Wednesday, March 3, 2010
until the lights burn out
i've come to the conclusion that the world might be ending. maybe not today or tomorrow, but it could in my lifetime. with all the natural disasters going on, seemingly one right after the other, i don't think it's that much of a stretch. earthquakes, record snow fall, tidal waves, and hurricanes- it's not looking too great for the world. who knows who's to blame, either. it could very well be us or it could just be the planet wanting to self destruct. why is blogger telling me destruct isn't a word? i'm certain it is. anyways, my half baked theory of the world ending is a piece of shit and we'll probably be here for at least another thousand years. i just think it's awfully suspicious with all these seismic catastrophes occurring.

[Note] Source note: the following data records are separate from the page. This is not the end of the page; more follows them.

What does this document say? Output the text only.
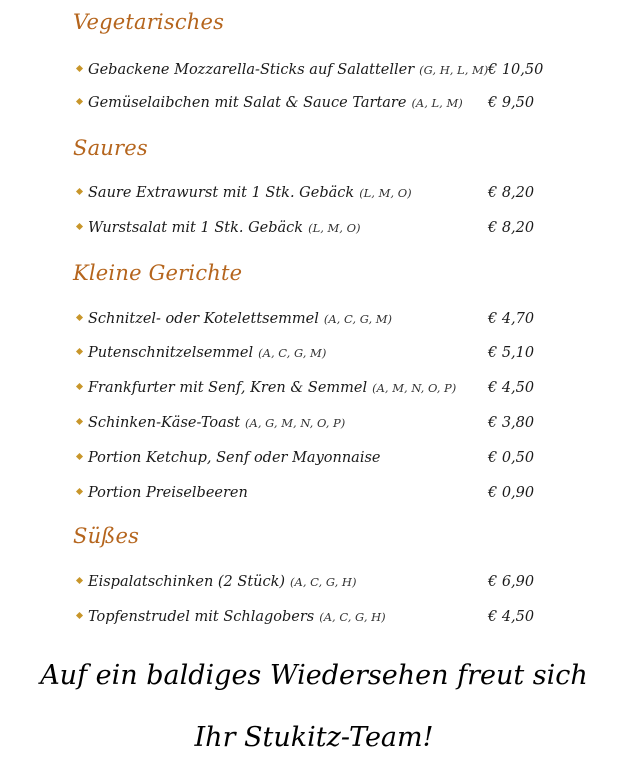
Vegetarisches
Gebackene Mozzarella-Sticks auf Salatteller (G, H, L, M) € 10,50
Gemüselaibchen mit Salat & Sauce Tartare (A, L, M) € 9,50
Saures
Saure Extrawurst mit 1 Stk. Gebäck (L, M, O)	€ 8,20
Wurstsalat mit 1 Stk. Gebäck (L, M, O)	€ 8,20
Kleine Gerichte
Schnitzel- oder Kotelettsemmel (A, C, G, M)	€ 4,70
Putenschnitzelsemmel (A, C, G, M)	€ 5,10
Frankfurter mit Senf, Kren & Semmel (A, M, N, O, P) € 4,50
Schinken-Käse-Toast (A, G, M, N, O, P)	€ 3,80
Portion Ketchup, Senf oder Mayonnaise	€ 0,50
Portion Preiselbeeren	€ 0,90
Süßes
Eispalatschinken (2 Stück) (A, C, G, H)	€ 6,90
Topfenstrudel mit Schlagobers (A, C, G, H)	€ 4,50
Auf ein baldiges Wiedersehen freut sich
Ihr Stukitz-Team!
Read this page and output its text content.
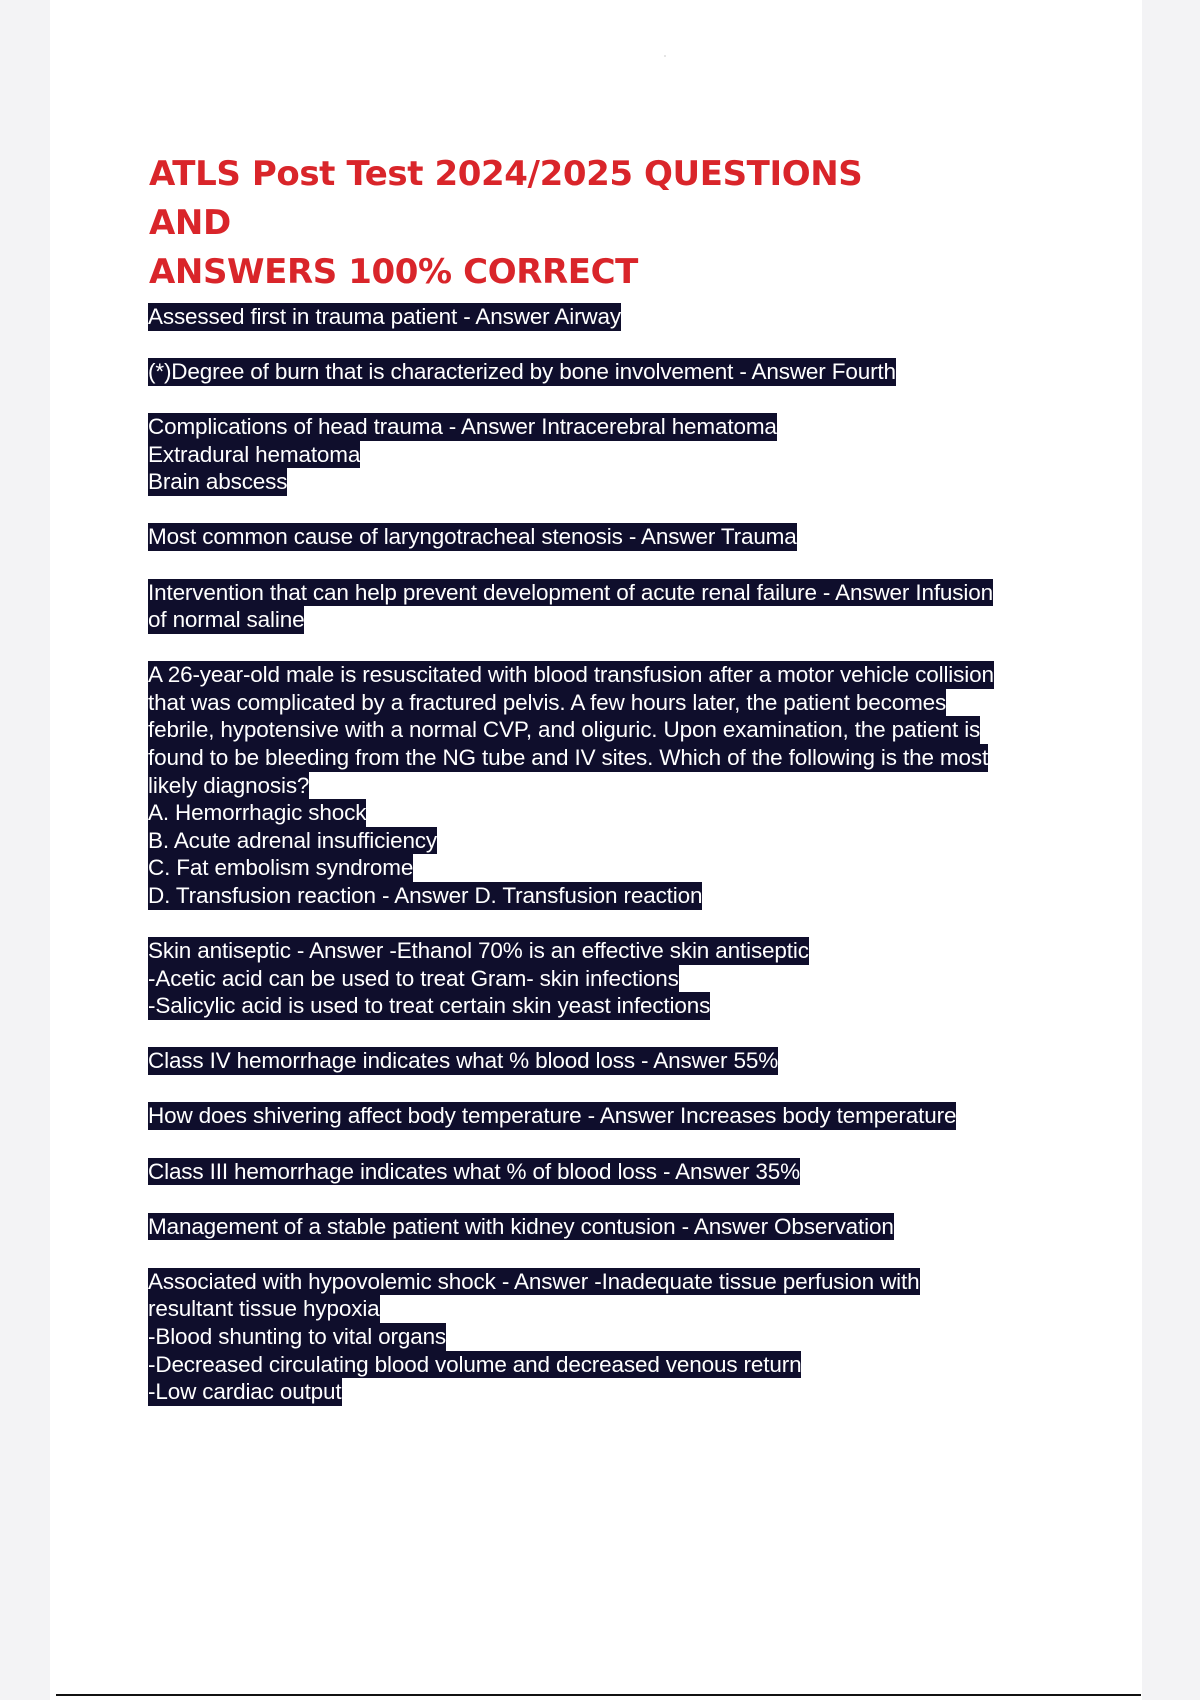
ATLS Post Test 2024/2025 QUESTIONS AND
ANSWERS 100% CORRECT
Assessed first in trauma patient - Answer Airway
(*)Degree of burn that is characterized by bone involvement - Answer Fourth
Complications of head trauma - Answer Intracerebral hematoma
Extradural hematoma
Brain abscess
Most common cause of laryngotracheal stenosis - Answer Trauma
Intervention that can help prevent development of acute renal failure - Answer Infusion
of normal saline
A 26-year-old male is resuscitated with blood transfusion after a motor vehicle collision
that was complicated by a fractured pelvis. A few hours later, the patient becomes
febrile, hypotensive with a normal CVP, and oliguric. Upon examination, the patient is
found to be bleeding from the NG tube and IV sites. Which of the following is the most
likely diagnosis?
A. Hemorrhagic shock
B. Acute adrenal insufficiency
C. Fat embolism syndrome
D. Transfusion reaction - Answer D. Transfusion reaction
Skin antiseptic - Answer -Ethanol 70% is an effective skin antiseptic
-Acetic acid can be used to treat Gram- skin infections
-Salicylic acid is used to treat certain skin yeast infections
Class IV hemorrhage indicates what % blood loss - Answer 55%
How does shivering affect body temperature - Answer Increases body temperature
Class III hemorrhage indicates what % of blood loss - Answer 35%
Management of a stable patient with kidney contusion - Answer Observation
Associated with hypovolemic shock - Answer -Inadequate tissue perfusion with
resultant tissue hypoxia
-Blood shunting to vital organs
-Decreased circulating blood volume and decreased venous return
-Low cardiac output
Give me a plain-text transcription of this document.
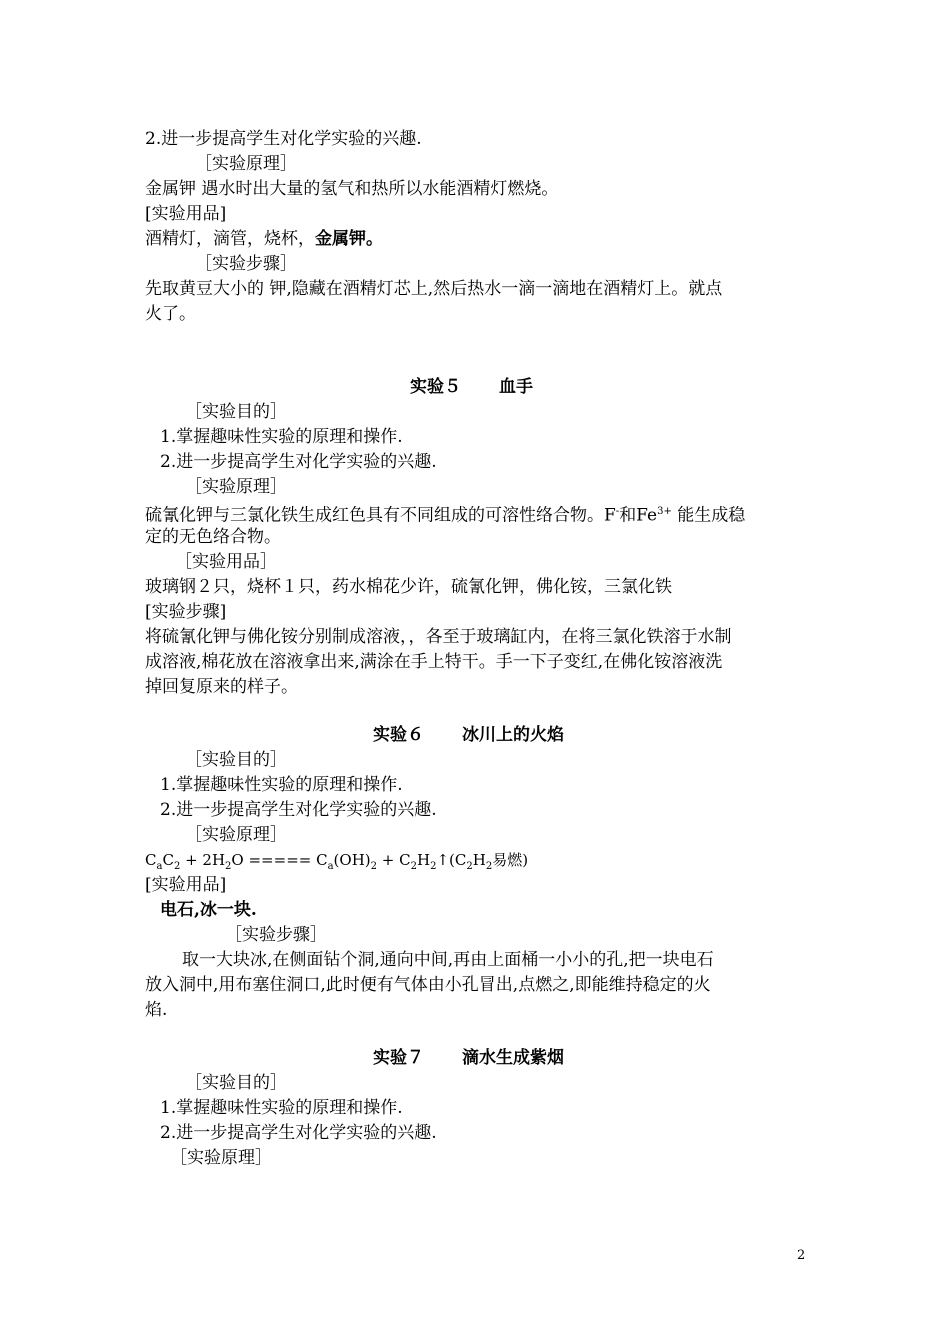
2.进一步提高学生对化学实验的兴趣.
［实验原理］
金属钾 遇水时出大量的氢气和热所以水能酒精灯燃烧。
[实验用品]
酒精灯，滴管，烧杯，金属钾。
［实验步骤］
先取黄豆大小的 钾,隐藏在酒精灯芯上,然后热水一滴一滴地在酒精灯上。就点
火了。
实验５ 血手
［实验目的］
1.掌握趣味性实验的原理和操作.
2.进一步提高学生对化学实验的兴趣.
［实验原理］
硫氰化钾与三氯化铁生成红色具有不同组成的可溶性络合物。F-和$Fe^{3+}$ 能生成稳
定的无色络合物。
［实验用品］
玻璃钢２只，烧杯１只，药水棉花少许，硫氰化钾，佛化铵，三氯化铁
[实验步骤]
将硫氰化钾与佛化铵分别制成溶液，，各至于玻璃缸内，在将三氯化铁溶于水制
成溶液,棉花放在溶液拿出来,满涂在手上特干。手一下子变红,在佛化铵溶液洗
掉回复原来的样子。
实验６ 冰川上的火焰
［实验目的］
1.掌握趣味性实验的原理和操作.
2.进一步提高学生对化学实验的兴趣.
［实验原理］
$C_aC_2 + 2H_2O$ ===== $C_a(OH)_2$ + $C_2H_2↑(C_2H_2$易燃)
[实验用品]
电石,冰一块.
［实验步骤］
取一大块冰,在侧面钻个洞,通向中间,再由上面桶一小小的孔,把一块电石
放入洞中,用布塞住洞口,此时便有气体由小孔冒出,点燃之,即能维持稳定的火
焰.
实验７ 滴水生成紫烟
［实验目的］
1.掌握趣味性实验的原理和操作.
2.进一步提高学生对化学实验的兴趣.
［实验原理］
2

i thought long and hard about it, and i have to say- i'd be okay with the world ending tomorrow. if we all go at the same time in a split second, i'd have no objections. as long as i got to be with my family and have a few calm moments at home before it all ended- i could deal with that. i'm not being pessimistic about this, i'm being quite rational. in a situation where the earth was going to implode and there was no where safe to go- wouldn't you just want to be home and not panicking? people might argue with me on the basis of "wouldn't you be upset that you didn't get to live your life?" and i would answer with this: i did a fair amount of living as it is and i wouldn't want to be here if my family, friends, and essentially everything i know was gone.
so that wraps up my summation of the human race ending. now would be a good time to add to my happy list.
shadows cast by the moon, the giant hood on my jacket that covers my face, projects coming out the way i want them to, not feeling like i'm an idiot, being listened to for the few times i need it, the fact that there is such a thing as the stinky cheese festival, volunteer work, cooking food i've never cooked before, cookbooks, catchy choruses, hot showers after a long day in manhattan and being covered in city grime, spring, law & order:svu, space heaters.